そのせいでとても我儘でした。どれだけ我儘かというと何かというと御大層に物々しく大勢の人を着飾らせて外出して御飯もいつも食べきれない程の御馳走ばかりで広いお屋敷の他に別荘を幾つも持っていてそういったものを全て好き勝手に使っていたのです。服だってわざわざ注文して絹で作らせて少しでも気に入らないと怒鳴ってしまうのです。
「この役立たずが!」
これが領主様の決まり言葉でした。
「わしが何か言えば御主なぞこれだぞ」
こう言って首を切る動作をしてみせます。御飯だって美味しくないとすぐにテーブルを蹴飛ばしますし起きる時間も寝る時間も何処かへ到着する時間も全部お殿様の思い通りです。教会に行く時間もそうです。
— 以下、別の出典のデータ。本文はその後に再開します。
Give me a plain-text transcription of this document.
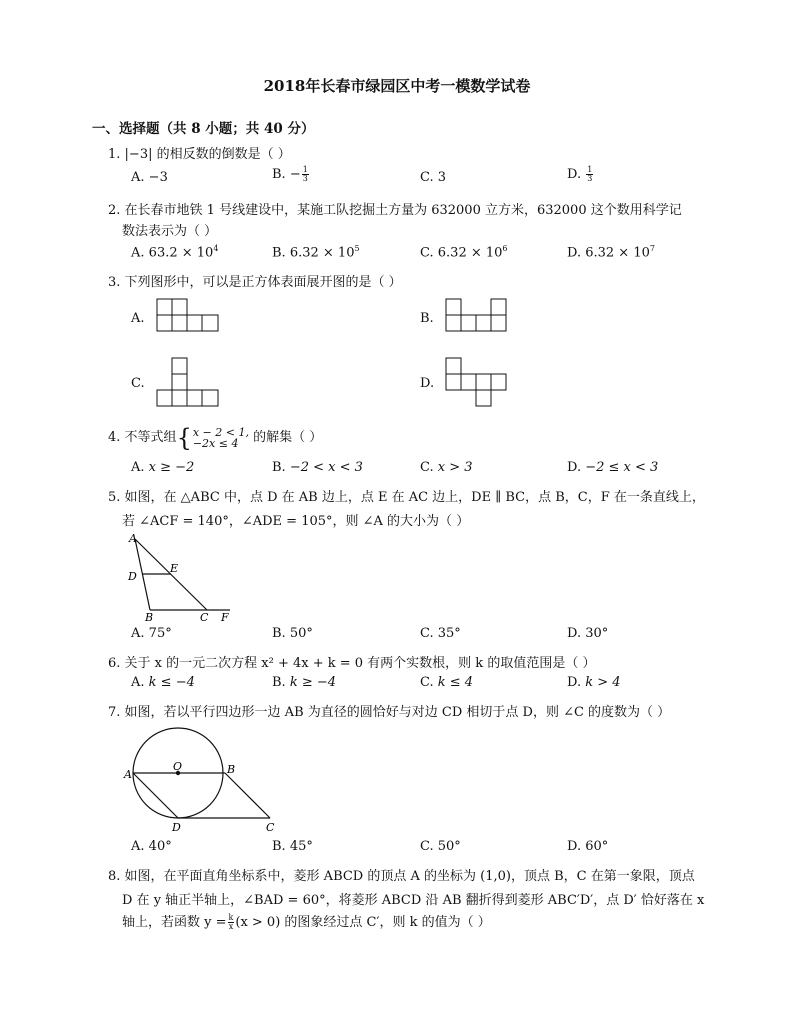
2018年长春市绿园区中考一模数学试卷
一、选择题（共 8 小题；共 40 分）
1. |−3| 的相反数的倒数是（ ）
A. −3	B. − $\frac{1}{3}$	C. 3	D. $\frac{1}{3}$
2. 在长春市地铁 1 号线建设中，某施工队挖掘土方量为 632000 立方米，632000 这个数用科学记
数法表示为（ ）
A. $63.2 \times 10^4$	B. $6.32 \times 10^5$	C. $6.32 \times 10^6$	D. $6.32 \times 10^7$
3. 下列图形中，可以是正方体表面展开图的是（ ）
A.	B.
C.	D.
4. 不等式组{ x − 2 < 1,
−2x ≤ 4	的解集（ ）
A. x ≥ −2	B. −2 < x < 3	C. x > 3	D. −2 ≤ x < 3
5. 如图，在 △ABC 中，点 D 在 AB 边上，点 E 在 AC 边上，DE ∥ BC，点 B，C，F 在一条直线上，
若 ∠ACF = 140°，∠ADE = 105°，则 ∠A 的大小为（ ）
A
D
E
B	C F
A. 75°	B. 50°	C. 35°	D. 30°
6. 关于 x 的一元二次方程 x² + 4x + k = 0 有两个实数根，则 k 的取值范围是（ ）
A. k ≤ −4	B. k ≥ −4	C. k ≤ 4	D. k > 4
7. 如图，若以平行四边形一边 AB 为直径的圆恰好与对边 CD 相切于点 D，则 ∠C 的度数为（ ）
O
A	B
D	C
A. 40°	B. 45°	C. 50°	D. 60°
8. 如图，在平面直角坐标系中，菱形 ABCD 的顶点 A 的坐标为 (1,0)，顶点 B，C 在第一象限，顶点
D 在 y 轴正半轴上，∠BAD = 60°，将菱形 ABCD 沿 AB 翻折得到菱形 ABC′D′，点 D′ 恰好落在 x
轴上，若函数 $y = \frac{k}{x} (x > 0)$ 的图象经过点 C′，则 k 的值为（ ）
本来は教会の行事には皆決まった時間に集まって決まった時間に行うのです。ところがお殿様の我儘でいつもお殿様が来てからやることになっています。
「わしが来るまで待っておれ」
これもまた我儘です。皆何があっても教会で待っていなければならないのです。暑くても寒くても。皆お殿様の我儘にはうんざりですがとても偉い人なのでどうすることもできませんでした。
「困ったことだ」
「本当に」
教会の神父様も領地の人達も頭を抱えていますが誰も何も言えません。言っても聞かないし言えばそれこそ何をされるかわかりません。だから言えないのです。
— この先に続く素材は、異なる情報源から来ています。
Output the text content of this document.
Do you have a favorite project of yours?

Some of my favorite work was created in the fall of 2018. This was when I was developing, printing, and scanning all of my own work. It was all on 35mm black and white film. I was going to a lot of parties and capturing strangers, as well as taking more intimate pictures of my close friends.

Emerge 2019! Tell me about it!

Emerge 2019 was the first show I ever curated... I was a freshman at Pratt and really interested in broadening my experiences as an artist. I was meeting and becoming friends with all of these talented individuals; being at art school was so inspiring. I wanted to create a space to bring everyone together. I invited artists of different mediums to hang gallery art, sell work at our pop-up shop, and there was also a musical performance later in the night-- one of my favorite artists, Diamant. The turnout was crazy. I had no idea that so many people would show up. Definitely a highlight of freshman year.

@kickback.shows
そんな我儘が続いたある日のこと。教会での行事で皆が集まっているのですが肝心のお殿様が来ないのです。皆それでいらいらするわ困るわで大変なことになっていました。
「困ったな、これから畑仕事の続きがあるのに」
「隣村に行った子供を迎えに行かないと」
皆それぞれ用事があるのです。しかしそれでもお殿様は来ません。たまりかねた神父様はここで遂に決心しました。行事を行うことにしたのです。
「はじめましょう」
「えっ、神父様」
「いいのですか?」
皆驚いて神父様に尋ねます。
「若しお殿様が来られたら」
「その時はどうなるか」
「来られない場合もあるからな」
今回もそうではないのかとも考えていたのです。とにかく我儘で気紛れなのですっぽかして遊ぶこともあったのです。本当に困った人だったのです。
「だから。やはりここは」
「では。はじめよう」
「左様ですか」
「ですが若し来られた時は」
「その時は私が引き受ける」
神父は言うのだった。
「責任を持つから。はじめよう」
「ですが若し来られたら」
「その時は」
「その方等は心配しなくていい」
若しお殿様が来られたその時はどうなるか、脅える村人達に対して彼等の心を安心させる為にとても優しく穏やかに話をしています。
「神にお仕えする私がいるからな」
「ですか」
「でしたら」
「うむ。それにもう我儘には付き合っておられん」
紛れもない本音でした。白く長い髭が目立つその顔を困ったものにさせての言葉です。
「お殿様のな。いい加減な」
「ですが逆らったら」
「これですし」
村人の中の一人が首を切る動作をします。お殿様が何かあると言うから皆わかっているのです。